Des rapports ont révélé que le bras étatique iranien d'exportation d'armes, le Ministry of Defence Export Center (Mindex), propose ouvertement d'accepter les cryptomonnaies comme moyen de paiement pour le matériel militaire.
Selon le Financial Times et des reportages de suivi, les listes sur la plateforme d'exportation de Mindex incluent des articles allant des drones et des systèmes de défense aérienne aux navires de guerre et missiles balistiques. Cette initiative a été rapportée en janvier 2026 et marque un changement net par rapport aux utilisations plus discrètes passées des actifs numériques.
Accepter la crypto et le troc pour éviter les limites bancaires
Selon les rapports, Mindex a placé des offres mentionnant la cryptomonnaie, le rial iranien et le troc comme formes de paiement possibles. Les listes encouragent les acheteurs potentiels à contacter les officiels iraniens pour négocier les contrats.
Les sanctions des États-Unis, du Royaume-Uni et de l'UE ont fermé de nombreuses voies de paiement conventionnelles, et les officiels iraniens semblent utiliser de multiples canaux — dont la crypto — pour maintenir les accords d'exportation.
Les listes incluent une large gamme de matériel
Le catalogue de Mindex, tel que décrit par de multiples sources, liste des équipements couvrant un large spectre : armes légères et munitions, drones, missiles, systèmes de défense aérienne et navires.
Les rapports indiquent que Mindex revendique des liens commerciaux avec environ 35 pays. Ce nombre aide à montrer l'échelle que les exportateurs iraniens disent desservir, même en faisant face à l'isolement bancaire.
Comment la crypto s'intègre dans les flux de trésorerie de l'Iran
Selon des autorités hors d'Iran, le pays a déjà utilisé la cryptomonnaie pour transférer de la valeur par-delà les frontières.
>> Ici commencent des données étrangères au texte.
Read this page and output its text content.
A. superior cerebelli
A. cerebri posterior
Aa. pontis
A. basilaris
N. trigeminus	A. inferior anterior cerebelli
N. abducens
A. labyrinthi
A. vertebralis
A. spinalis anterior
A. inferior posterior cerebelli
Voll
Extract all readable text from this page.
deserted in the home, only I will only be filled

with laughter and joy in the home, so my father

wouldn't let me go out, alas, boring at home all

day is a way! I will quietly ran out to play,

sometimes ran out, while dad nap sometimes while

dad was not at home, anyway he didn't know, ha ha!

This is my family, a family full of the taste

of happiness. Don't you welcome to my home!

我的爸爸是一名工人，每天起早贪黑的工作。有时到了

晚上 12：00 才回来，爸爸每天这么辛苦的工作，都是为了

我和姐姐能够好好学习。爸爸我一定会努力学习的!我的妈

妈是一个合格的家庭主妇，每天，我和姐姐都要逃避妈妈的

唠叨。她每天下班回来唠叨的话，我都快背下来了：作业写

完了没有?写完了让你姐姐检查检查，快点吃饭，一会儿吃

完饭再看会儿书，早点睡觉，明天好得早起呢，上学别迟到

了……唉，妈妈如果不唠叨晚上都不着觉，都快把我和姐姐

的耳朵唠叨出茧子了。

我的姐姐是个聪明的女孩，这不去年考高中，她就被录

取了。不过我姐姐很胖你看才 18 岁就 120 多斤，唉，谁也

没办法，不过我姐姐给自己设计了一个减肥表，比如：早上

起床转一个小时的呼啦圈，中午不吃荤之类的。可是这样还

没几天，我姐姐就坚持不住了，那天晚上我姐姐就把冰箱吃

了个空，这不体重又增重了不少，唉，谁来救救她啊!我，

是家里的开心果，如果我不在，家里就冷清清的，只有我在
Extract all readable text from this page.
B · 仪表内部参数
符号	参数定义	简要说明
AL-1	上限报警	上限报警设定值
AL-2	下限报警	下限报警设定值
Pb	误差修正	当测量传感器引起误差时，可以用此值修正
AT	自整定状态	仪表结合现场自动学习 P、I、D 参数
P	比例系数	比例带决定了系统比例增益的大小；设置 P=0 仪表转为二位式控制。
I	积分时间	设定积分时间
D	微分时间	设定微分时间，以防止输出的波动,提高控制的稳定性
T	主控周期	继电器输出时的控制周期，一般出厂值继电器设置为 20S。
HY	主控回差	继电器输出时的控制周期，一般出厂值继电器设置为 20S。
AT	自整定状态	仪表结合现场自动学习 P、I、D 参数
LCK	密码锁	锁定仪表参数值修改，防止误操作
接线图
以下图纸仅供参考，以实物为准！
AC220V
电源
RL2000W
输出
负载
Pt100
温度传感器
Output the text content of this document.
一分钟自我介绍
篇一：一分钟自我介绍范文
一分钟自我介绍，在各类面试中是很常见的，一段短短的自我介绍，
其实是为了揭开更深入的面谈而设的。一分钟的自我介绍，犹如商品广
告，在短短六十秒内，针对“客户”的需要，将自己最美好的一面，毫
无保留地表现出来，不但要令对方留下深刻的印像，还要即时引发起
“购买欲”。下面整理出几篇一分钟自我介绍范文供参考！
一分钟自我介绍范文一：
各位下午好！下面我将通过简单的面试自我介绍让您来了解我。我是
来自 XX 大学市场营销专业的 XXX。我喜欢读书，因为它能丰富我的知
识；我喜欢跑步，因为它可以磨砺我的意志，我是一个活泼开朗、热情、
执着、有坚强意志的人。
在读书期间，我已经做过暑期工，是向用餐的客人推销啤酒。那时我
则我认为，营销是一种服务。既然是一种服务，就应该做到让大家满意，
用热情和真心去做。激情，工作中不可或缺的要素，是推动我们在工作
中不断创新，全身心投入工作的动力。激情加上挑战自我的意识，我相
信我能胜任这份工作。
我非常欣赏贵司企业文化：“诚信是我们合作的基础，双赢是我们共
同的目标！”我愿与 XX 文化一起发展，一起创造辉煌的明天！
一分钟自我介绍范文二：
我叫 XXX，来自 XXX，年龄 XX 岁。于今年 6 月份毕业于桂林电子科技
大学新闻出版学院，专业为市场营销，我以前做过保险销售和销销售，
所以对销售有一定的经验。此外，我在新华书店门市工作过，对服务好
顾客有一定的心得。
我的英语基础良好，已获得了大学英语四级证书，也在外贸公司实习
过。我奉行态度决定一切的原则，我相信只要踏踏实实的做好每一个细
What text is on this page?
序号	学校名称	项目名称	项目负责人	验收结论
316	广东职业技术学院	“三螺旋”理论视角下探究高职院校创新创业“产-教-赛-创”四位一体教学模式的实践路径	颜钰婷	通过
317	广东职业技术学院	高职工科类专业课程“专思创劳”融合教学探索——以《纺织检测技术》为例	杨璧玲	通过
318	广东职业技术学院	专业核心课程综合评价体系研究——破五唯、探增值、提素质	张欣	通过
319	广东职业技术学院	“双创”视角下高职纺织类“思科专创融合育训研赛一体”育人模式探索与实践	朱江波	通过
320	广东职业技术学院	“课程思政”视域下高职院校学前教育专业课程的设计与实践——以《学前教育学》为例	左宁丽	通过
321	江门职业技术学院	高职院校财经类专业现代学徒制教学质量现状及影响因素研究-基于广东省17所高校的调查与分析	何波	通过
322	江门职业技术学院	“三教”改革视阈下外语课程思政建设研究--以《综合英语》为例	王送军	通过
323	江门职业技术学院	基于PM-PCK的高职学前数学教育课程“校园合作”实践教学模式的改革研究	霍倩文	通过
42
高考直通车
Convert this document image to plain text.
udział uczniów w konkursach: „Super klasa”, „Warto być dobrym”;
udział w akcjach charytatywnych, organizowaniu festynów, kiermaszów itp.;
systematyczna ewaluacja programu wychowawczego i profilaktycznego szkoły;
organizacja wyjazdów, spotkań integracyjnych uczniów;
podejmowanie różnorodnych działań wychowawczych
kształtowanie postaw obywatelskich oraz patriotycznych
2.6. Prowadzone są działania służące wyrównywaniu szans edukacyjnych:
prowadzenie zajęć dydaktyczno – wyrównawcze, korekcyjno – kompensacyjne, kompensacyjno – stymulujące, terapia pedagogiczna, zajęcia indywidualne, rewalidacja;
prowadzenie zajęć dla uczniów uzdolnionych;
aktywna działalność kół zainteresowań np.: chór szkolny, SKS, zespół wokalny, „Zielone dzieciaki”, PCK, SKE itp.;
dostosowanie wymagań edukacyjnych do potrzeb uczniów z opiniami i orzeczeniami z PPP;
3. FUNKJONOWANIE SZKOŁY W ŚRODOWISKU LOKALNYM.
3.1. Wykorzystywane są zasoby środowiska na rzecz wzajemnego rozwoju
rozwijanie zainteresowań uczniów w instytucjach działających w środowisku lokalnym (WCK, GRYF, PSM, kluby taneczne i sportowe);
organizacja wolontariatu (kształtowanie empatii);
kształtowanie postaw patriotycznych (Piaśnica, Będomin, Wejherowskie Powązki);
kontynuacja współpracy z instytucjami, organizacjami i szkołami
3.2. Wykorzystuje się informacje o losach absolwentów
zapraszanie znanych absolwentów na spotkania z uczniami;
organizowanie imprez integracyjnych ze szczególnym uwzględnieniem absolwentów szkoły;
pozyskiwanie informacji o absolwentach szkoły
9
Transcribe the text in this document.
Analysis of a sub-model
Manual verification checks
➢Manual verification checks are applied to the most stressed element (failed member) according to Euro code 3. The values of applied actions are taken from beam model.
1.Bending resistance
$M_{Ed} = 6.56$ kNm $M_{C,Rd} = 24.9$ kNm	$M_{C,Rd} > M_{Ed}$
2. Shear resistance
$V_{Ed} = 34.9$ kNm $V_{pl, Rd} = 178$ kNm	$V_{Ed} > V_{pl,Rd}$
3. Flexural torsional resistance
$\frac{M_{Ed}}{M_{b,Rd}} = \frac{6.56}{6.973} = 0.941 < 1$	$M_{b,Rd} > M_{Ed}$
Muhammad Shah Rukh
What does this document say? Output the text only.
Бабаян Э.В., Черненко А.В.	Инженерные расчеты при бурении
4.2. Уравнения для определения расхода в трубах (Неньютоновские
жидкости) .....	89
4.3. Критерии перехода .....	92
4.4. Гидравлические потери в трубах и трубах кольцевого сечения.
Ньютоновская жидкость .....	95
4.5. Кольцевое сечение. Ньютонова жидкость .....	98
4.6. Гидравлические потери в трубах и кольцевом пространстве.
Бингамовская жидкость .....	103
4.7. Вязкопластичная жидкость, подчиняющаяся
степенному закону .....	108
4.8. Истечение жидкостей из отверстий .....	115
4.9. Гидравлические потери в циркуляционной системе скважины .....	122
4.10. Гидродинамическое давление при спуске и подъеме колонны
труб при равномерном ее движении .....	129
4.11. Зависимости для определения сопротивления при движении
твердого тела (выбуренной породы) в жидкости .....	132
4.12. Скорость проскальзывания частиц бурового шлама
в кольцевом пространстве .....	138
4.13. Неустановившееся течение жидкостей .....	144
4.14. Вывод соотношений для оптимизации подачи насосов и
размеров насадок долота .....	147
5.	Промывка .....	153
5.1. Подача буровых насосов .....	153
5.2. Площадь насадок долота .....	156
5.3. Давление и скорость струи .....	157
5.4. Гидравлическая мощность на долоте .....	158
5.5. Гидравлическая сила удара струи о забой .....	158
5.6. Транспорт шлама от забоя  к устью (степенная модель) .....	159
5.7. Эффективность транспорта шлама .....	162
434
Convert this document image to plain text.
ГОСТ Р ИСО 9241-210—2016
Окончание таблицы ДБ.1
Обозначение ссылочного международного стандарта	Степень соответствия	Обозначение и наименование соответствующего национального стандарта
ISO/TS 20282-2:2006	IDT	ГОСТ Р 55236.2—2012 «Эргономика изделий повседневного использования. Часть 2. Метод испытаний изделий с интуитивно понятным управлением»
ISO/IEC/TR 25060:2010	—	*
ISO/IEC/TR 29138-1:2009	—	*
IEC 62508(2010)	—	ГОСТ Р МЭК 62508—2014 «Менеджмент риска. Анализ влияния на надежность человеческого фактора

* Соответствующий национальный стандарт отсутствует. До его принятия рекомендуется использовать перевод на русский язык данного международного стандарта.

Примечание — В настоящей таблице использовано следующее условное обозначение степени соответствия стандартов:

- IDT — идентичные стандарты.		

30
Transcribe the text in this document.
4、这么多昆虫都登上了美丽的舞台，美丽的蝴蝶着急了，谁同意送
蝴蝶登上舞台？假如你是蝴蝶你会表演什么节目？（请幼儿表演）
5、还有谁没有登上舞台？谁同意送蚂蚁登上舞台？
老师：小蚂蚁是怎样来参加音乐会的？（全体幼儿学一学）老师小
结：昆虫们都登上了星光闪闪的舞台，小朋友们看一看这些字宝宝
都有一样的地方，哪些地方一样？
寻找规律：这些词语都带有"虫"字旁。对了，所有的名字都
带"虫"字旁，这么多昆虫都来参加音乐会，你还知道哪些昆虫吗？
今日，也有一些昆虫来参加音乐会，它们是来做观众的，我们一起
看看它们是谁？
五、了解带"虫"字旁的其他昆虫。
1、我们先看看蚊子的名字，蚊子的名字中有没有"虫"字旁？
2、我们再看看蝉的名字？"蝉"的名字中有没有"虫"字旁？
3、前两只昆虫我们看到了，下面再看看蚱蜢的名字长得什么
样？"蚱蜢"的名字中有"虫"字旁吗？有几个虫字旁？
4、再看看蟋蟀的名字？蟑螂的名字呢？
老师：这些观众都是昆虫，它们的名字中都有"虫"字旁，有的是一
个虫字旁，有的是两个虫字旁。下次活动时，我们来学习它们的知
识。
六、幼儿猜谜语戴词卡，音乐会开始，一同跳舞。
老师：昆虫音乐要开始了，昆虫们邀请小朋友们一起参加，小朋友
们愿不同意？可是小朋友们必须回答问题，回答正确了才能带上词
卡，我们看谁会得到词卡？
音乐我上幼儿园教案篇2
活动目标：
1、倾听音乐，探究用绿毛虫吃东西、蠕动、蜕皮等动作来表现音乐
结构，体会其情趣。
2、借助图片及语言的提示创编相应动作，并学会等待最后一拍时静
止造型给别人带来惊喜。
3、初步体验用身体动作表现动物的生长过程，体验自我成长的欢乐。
Les conclusions du Trésor américain ont précédemment lié plus de 100 millions de dollars de flux cryptos à des activités liées au pétrole iranien contournant les sanctions.
Les observateurs avertissent qu'accepter la crypto pour des armes pourrait rendre le suivi des paiements plus difficile, selon les cryptomonnaies et les arrangements de garde utilisés. Certains analystes disent que les listes publiques pourraient attirer des acheteurs qui évitent déjà SWIFT et le système bancaire traditionnel.
Les gouvernements et les experts en sanctions ont sonné l'alarme. Si les livraisons ont lieu après réception des paiements en crypto, les agences d'application feront face à de nouveaux défis de traçage.
Les États-Unis ont un historique de sanctions contre des réseaux ayant utilisé la crypto pour soutenir des programmes iraniens, et les officiels ont signalé qu'ils surveilleront de près les nouvelles tactiques. Certains pays pourraient envisager des règles plus strictes sur les services crypto utilisés dans les accords de défense transfrontaliers.
Selon les rapports, l'agence d'exportation présente les offres comme ouvertes à la négociation et affirme que les sanctions n'empêcheront pas l'exécution des contrats. Ce qui reste flou est combien, si tant est qu'il y en ait, de contrats d'armes seront réellement conclus en utilisant la crypto.
Il y a également des questions sans réponse sur quelles cryptomonnaies seraient acceptées, comment le séquestre et la livraison seraient gérés, et quels intermédiaires pourraient être impliqués.